Oranges, Peppers, and Broccoli
A study of 150 infertile women showed that supplementation with vitamin C boosted fertility. After six months, the fertility rate in the Vitamin C group was 25 per cent compared to only 11 per cent in the placebo group. Progesterone levels were also significantly increased in the treatment group.
Aim for: Women needs 75 mg/day and men should have 90 mg/day. Foods with highest sources of vitamin C include green peppers, citrus fruits and juices, strawberries, cantaloupe, sweet potatoes, tomatoes, broccoli, turnip greens and other leafy greens.
Beans and Spinach
These two foods are high in folate. Women are encouraged to take a folic acid supplement when they’re trying to conceive because doing so helps prevent birth defects. Men need folic acid to increase sperm count and density. Eating foods rich in folate (the natural form of folic acid) can help meet those needs.
Aim for: one cup of cooked lentils, plus one cup of cooked spinach per day.
Infamous Fatty Acids
The body uses omega-3 fatty acids to produce hormones which increase blood flow to the uterus, thus boosting the chances of pregnancy and facilitating fetal development. Omega-3s can also lower the risk of premature birth and low birth weight.

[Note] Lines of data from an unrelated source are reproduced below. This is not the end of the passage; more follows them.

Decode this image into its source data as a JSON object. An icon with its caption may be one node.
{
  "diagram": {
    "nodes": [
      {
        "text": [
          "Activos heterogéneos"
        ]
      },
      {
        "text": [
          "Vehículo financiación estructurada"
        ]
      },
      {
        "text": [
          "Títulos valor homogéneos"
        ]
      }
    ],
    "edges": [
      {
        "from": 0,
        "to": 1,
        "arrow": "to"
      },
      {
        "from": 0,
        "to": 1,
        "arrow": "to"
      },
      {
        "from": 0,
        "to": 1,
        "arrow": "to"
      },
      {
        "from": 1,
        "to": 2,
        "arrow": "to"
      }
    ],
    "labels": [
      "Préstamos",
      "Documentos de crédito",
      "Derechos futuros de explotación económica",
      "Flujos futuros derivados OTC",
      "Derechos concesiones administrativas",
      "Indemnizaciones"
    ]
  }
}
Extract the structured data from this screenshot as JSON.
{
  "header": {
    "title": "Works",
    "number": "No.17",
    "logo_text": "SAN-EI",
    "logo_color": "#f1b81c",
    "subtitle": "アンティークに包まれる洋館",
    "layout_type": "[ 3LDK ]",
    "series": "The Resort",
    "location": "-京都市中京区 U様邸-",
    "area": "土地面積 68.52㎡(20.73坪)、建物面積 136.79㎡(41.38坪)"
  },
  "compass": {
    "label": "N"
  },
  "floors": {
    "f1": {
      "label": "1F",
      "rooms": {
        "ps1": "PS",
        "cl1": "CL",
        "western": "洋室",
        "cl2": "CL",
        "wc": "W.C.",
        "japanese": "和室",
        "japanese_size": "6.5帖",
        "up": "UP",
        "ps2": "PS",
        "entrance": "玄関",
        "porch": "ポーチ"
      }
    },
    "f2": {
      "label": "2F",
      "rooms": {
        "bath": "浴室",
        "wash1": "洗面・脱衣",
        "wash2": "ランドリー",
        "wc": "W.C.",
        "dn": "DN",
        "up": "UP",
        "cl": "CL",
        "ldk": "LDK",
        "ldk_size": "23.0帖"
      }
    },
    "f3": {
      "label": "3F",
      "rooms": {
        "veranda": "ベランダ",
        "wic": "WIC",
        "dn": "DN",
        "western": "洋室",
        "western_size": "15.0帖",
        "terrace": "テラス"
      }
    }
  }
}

Aim for: one serving of salmon, ¼ cup of walnuts, or 2 tbsp of flaxseed.
Lean Red Meat, Oysters, and Crab
These foods are high in zinc. Low zinc levels translate into lowered sperm counts, less sperm movement towards the cervical goal, less semen, and even infertility. A zinc deficiency can affect a woman’s fertility by lengthening her menstrual cycle, which means less frequent ovulation.
Aim for: Women needs 8 milligrams, and men should consume 11 milligrams a day. A 100 gram serving of lean cooked beef has 8.6 mg of zinc.
Milk, Cheese, and Yogourt
Foods that high in calcium and Vitamin D are essential. At the University of Wisconsin, treatment with calcium and Vitamin D restored fertility in male rats. Other research shows that calcium levels increase in sperm during the last few seconds before fertilization, providing the burst of energy needed to penetrate the egg. And for women, a Columbia University study found that in those with polycystic ovary syndrome, which interferes with ovulation, calcium and vitamin D helped restore normal menstruation.
Aim for: three to four servings a day.